Djawanews.com – Target masyarakat yang divaksinasi dosis lengkap belum mencapai 20 persen, sudah ada wacana dari pemerintah untuk membuat program vaksin booster (vaksin dosis ketiga) berbayar. Hal ini menimbulkan polemik baru di tengah masyarakat.
Sebelumnya, Menteri Kesehatan Budi Gunadi Sadikin menyebutkan vaksinasi dosis ketiga dapat dilakukan apabila program vaksinasi yang sedang berjalan dapat diselesaikan pada Januari 2022.
Lebih lanjut Budi mengatakan pemerintah hanya menanggung biaya vaksin dosis ketiga bagi masyarakat tidak mampu dalam program Badan Penyelenggara Jaminan Sosial (BPJS) Kesehatan.

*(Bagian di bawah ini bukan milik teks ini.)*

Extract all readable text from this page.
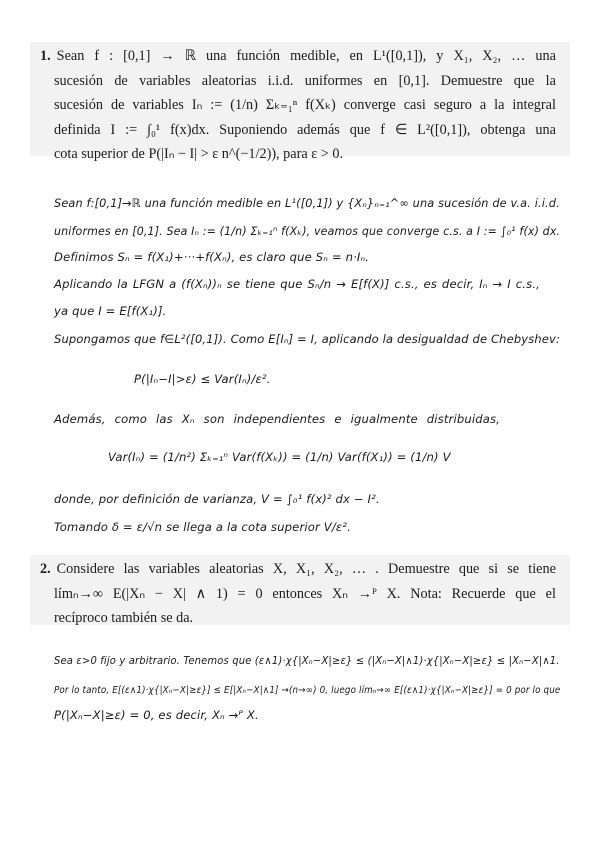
1. Sean f : [0,1] → ℝ una función medible, en L¹([0,1]), y X₁, X₂, … una
sucesión de variables aleatorias i.i.d. uniformes en [0,1]. Demuestre que la
sucesión de variables Iₙ := (1/n) Σₖ₌₁ⁿ f(Xₖ) converge casi seguro a la integral
definida I := ∫₀¹ f(x)dx. Suponiendo además que f ∈ L²([0,1]), obtenga una
cota superior de P(|Iₙ − I| > ε n^(−1/2)), para ε > 0.
Sean f:[0,1]→ℝ una función medible en L¹([0,1]) y {Xₙ}ₙ₌₁^∞ una sucesión de v.a. i.i.d.
uniformes en [0,1]. Sea Iₙ := (1/n) Σₖ₌₁ⁿ f(Xₖ), veamos que converge c.s. a I := ∫₀¹ f(x) dx.
Definimos Sₙ = f(X₁)+···+f(Xₙ), es claro que Sₙ = n·Iₙ.
Aplicando la LFGN a (f(Xₙ))ₙ se tiene que Sₙ/n → E[f(X)] c.s., es decir, Iₙ → I c.s.,
ya que I = E[f(X₁)].
Supongamos que f∈L²([0,1]). Como E[Iₙ] = I, aplicando la desigualdad de Chebyshev:
P(|Iₙ−I|>ε) ≤ Var(Iₙ)/ε².
Además, como las Xₙ son independientes e igualmente distribuidas,
Var(Iₙ) = (1/n²) Σₖ₌₁ⁿ Var(f(Xₖ)) = (1/n) Var(f(X₁)) = (1/n) V
donde, por definición de varianza, V = ∫₀¹ f(x)² dx − I².
Tomando δ = ε/√n se llega a la cota superior V/ε².
2. Considere las variables aleatorias X, X₁, X₂, … . Demuestre que si se tiene
límₙ→∞ E(|Xₙ − X| ∧ 1) = 0 entonces Xₙ →ᴾ X. Nota: Recuerde que el
recíproco también se da.
Sea ε>0 fijo y arbitrario. Tenemos que (ε∧1)·χ{|Xₙ−X|≥ε} ≤ (|Xₙ−X|∧1)·χ{|Xₙ−X|≥ε} ≤ |Xₙ−X|∧1.
Por lo tanto, E[(ε∧1)·χ{|Xₙ−X|≥ε}] ≤ E[|Xₙ−X|∧1] →(n→∞) 0, luego límₙ→∞ E[(ε∧1)·χ{|Xₙ−X|≥ε}] = 0 por lo que
P(|Xₙ−X|≥ε) = 0, es decir, Xₙ →ᴾ X.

"Diskusi dengan Bapak Presiden (Presiden Joko Widodo), sudah diputuskan oleh beliau bahwa ke depan kemungkinan yang dibayari negara hanya Penerima Bantuan Iuran (PBI) saja," kata Budi dalam rapat kerja dengan Komisi IX DPR, Rabu, 25 Agustus lalu.
Menanggapi adanya wacana vaksin berbayar dari pemerintah, anggota Ombudsman RI Indraza Marzuki Rais mengatakan, praktik vaksinasi berbayar tidak etis dilakukan selama kekebalan kelompok atau herd immunity belum tercapai.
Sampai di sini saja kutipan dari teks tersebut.